Evidence from structural MRI and PET studies suggests that bipolar I disorder involves localized abnormalities in fronto-subcortical circuits regulating mood. Therefore, N-acetylaspartate (NAA; a neuronal/axonal marker) was measured by proton magnetic resonance spectroscopic imaging (1H MRSI) in the dorsolateral prefrontal cortex (DLFPC), prefrontal white matter, and thalamus bilaterally to determine whether there was evidence for altered neuronal integrity (neuronal loss or dysfunction) in prefrontal-thalamic pathways.
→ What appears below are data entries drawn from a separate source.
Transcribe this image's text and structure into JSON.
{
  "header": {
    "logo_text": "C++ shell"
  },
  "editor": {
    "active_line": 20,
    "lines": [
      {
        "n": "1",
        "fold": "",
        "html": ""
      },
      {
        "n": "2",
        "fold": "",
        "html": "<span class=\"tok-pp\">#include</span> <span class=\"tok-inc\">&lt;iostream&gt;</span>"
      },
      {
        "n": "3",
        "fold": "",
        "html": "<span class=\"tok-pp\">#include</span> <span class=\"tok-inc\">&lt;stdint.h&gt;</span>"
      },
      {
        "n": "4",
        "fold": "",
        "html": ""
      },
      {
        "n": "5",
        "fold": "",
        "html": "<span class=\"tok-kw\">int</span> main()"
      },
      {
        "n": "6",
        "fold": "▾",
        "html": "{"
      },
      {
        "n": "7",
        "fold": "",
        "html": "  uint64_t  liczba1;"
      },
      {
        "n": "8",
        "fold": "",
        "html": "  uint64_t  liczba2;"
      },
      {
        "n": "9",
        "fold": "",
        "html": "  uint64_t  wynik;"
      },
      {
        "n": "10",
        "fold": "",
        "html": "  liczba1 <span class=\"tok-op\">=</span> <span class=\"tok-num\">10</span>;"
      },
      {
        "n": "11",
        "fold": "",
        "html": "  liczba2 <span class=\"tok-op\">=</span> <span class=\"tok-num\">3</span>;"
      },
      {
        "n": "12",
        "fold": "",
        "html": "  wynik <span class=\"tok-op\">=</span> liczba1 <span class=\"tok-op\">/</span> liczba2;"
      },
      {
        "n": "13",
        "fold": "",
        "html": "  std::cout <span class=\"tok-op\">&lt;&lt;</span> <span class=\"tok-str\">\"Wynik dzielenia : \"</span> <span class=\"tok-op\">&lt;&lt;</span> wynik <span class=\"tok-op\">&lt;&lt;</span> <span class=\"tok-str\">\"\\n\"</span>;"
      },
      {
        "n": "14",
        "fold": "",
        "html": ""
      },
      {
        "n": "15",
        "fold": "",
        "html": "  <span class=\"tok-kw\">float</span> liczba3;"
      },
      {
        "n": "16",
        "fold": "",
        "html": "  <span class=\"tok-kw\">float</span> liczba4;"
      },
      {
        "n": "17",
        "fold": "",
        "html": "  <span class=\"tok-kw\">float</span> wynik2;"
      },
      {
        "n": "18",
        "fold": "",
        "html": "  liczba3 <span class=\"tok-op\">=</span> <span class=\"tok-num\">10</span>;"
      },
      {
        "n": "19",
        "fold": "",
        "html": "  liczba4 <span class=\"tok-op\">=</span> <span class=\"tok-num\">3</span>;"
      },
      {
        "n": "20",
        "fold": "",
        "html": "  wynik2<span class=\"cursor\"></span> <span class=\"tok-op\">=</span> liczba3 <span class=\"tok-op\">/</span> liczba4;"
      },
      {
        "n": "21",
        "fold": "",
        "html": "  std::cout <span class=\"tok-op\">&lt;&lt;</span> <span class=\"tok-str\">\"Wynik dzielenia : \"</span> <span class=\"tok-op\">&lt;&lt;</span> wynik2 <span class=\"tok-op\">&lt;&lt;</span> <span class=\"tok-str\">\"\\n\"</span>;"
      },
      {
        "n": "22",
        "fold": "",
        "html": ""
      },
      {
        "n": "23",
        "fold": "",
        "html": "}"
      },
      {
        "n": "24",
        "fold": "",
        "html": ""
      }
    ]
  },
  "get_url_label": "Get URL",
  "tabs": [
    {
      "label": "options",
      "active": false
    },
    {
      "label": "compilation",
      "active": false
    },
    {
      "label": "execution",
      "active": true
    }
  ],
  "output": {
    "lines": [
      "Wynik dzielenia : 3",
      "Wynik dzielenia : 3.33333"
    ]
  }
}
Eleven medicated euthymic bipolar I disorder patients (diagnosed by DSM-IV criteria) and 11 normal control subjects underwent MRI and 1H MRSI using a Siemens VISION MRI/MRS system. MRI imaging sequences included T1 weighted scout views along with coronal MP RAGE and axial DSE images. Multi-slice 1H MRSI (TR/TE = 1960/135 ms; 280 × 280 mm2 FOV providing 8 × 8 mm2 in plane resolution) was acquired using 3 parallel slices along the same orientation as the DSE. Using in-house spectroscopic imaging display software, individual MRSI voxels (1.5 ml) were selected for spectral analysis in comparable regions bilaterally in the DLPFC, prefrontal white matter, and thalamus. Tissue enclosed in each MRSI voxel was also analyzed for amounts of gray matter, white matter, hyperintense white matter, and CSF using in-house software (SICORE) in order to obtain tissue volume corrected NAA concentration estimates. Repeated measures ANOVA revealed that compared to the control group, the patients with bipolar I disorder demonstrated: 1) decreased DLPFC NAA bilaterally (p = 0.0004), 2) decreased prefrontal white matter NAA bilaterally (p = 0.0014), 3) increased thalamic NAA bilaterally (p = 0.01), and 4) no significant group or lateralized differences in voxel tissue composition for any of the regions studied. Thus, the NAA alterations in the bipolar group were not due to any differences in voxel tissue heterogeneity between groups. The DLFPC reduction in NAA suggests neuronal loss/dysfunction whereas the observed prefrontal white matter NAA reduction is evidence for compromised axonal integrity that may result in functional disconnection of prefrontal-thalamic pathways. Increased thalamic NAA may represent neuronal hypertrophy, neuronal hyperplasia, or abnormal synaptic/dendritic pruning. The results definitely suggest that neuronal/axonal integrity of DLFPC-thalamic pathways is abnormal in bipolar I disorder.